1Department of Cardiac Surgery, Harefield Hospital, Hill End Road, Harefield, London UB9 6JH, UK
2Department of Quality & Safety, Harefield Hospital, Hill End Road, Harefield, London UB9 6JH, UK

Received 14 April 2013; Accepted 5 August 2013

Academic Editor: Namal Wijesinghe

Copyright © 2013 Shahzad G. Raja et al. This is an open access article distributed under the Creative Commons Attribution License, which permits unrestricted use, distribution, and reproduction in any medium, provided the original work is properly cited.

Abstract

Recently published evidence has raised concerns about worse late mortality and increasing need for reintervention after off-pump coronary artery bypass grafting. We undertook this study to assess the impact of off-pump coronary artery bypass grafting on survival and freedom from reintervention at 10 years.
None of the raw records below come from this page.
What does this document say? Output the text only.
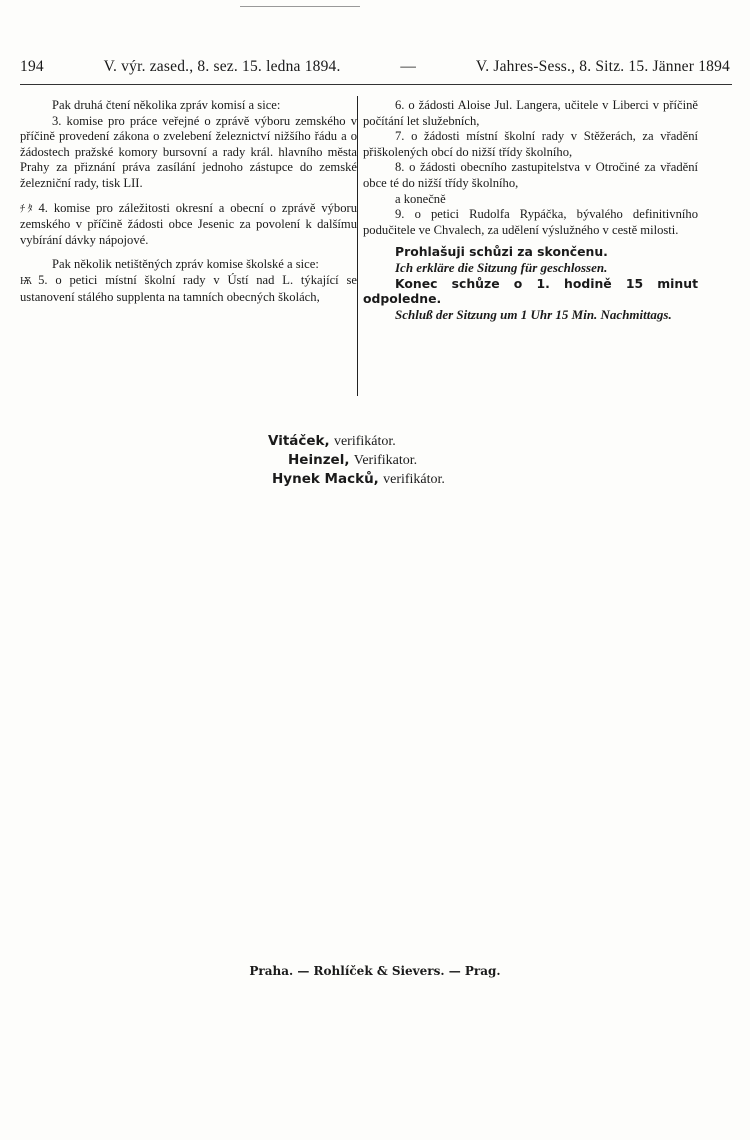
194	V. výr. zased., 8. sez. 15. ledna 1894.	—	V. Jahres-Sess., 8. Sitz. 15. Jänner 1894

Pak druhá čtení několika zpráv komisí a sice:

3. komise pro práce veřejné o zprávě výboru zemského v příčině provedení zákona o zvelebení železnictví nižšího řádu a o žádostech pražské komory bursovní a rady král. hlavního města Prahy za přiznání práva zasílání jednoho zástupce do zemské železniční rady, tisk LII.

ﾁ ﾀ 4. komise pro záležitosti okresní a obecní o zprávě výboru zemského v příčině žádosti obce Jesenic za povolení k dalšímu vybírání dávky nápojové.

Pak několik netištěných zpráv komise školské a sice:

Ѭ 5. o petici místní školní rady v Ústí nad L. týkající se ustanovení stálého supplenta na tamních obecných školách,

6. o žádosti Aloise Jul. Langera, učitele v Liberci v příčině počítání let služebních,

7. o žádosti místní školní rady v Stěžerách, za vřadění přiškolených obcí do nižší třídy školního,

8. o žádosti obecního zastupitelstva v Otročiné za vřadění obce té do nižší třídy školního,

a konečně

9. o petici Rudolfa Rypáčka, bývalého definitivního podučitele ve Chvalech, za udělení výslužného v cestě milosti.

Prohlašuji schůzi za skončenu.

Ich erkläre die Sitzung für geschlossen.

Konec schůze o 1. hodině 15 minut odpoledne.

Schluß der Sitzung um 1 Uhr 15 Min. Nachmittags.

Vitáček, verifikátor.
Heinzel, Verifikator.
Hynek Macků, verifikátor.
Praha. — Rohlíček & Sievers. — Prag.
From January 2002 to December 2002, 307 consecutive patients who had isolated multivessel off-pump coronary artery bypass grafting at our institution were compared to a control group of 397 patients that underwent multivessel on-pump coronary artery bypass grafting during the same period. In addition, univariate and risk-adjusted comparisons between the two groups were performed at 10 years. Kaplan-Meier survival was similar for the two cohorts. After adjusting for clinical covariates, off-pump coronary artery bypass grafting did not emerge as a significant independent predictor of long-term mortality (Hazard Ratio 0.91; 95% Confidence Interval 0.70–1.12), readmission to hospital for cardiac cause (Hazard Ratio 0.96; 95% Confidence Interval 0.78–1.10), or the need for reintervention (Hazard Ratio 0.93; 95% Confidence Interval 0.87–1.05). Off-pump coronary artery bypass grafting compared with on-pump coronary artery bypass grafting does not adversely impact survival or freedom from reintervention at a 10-year follow-up.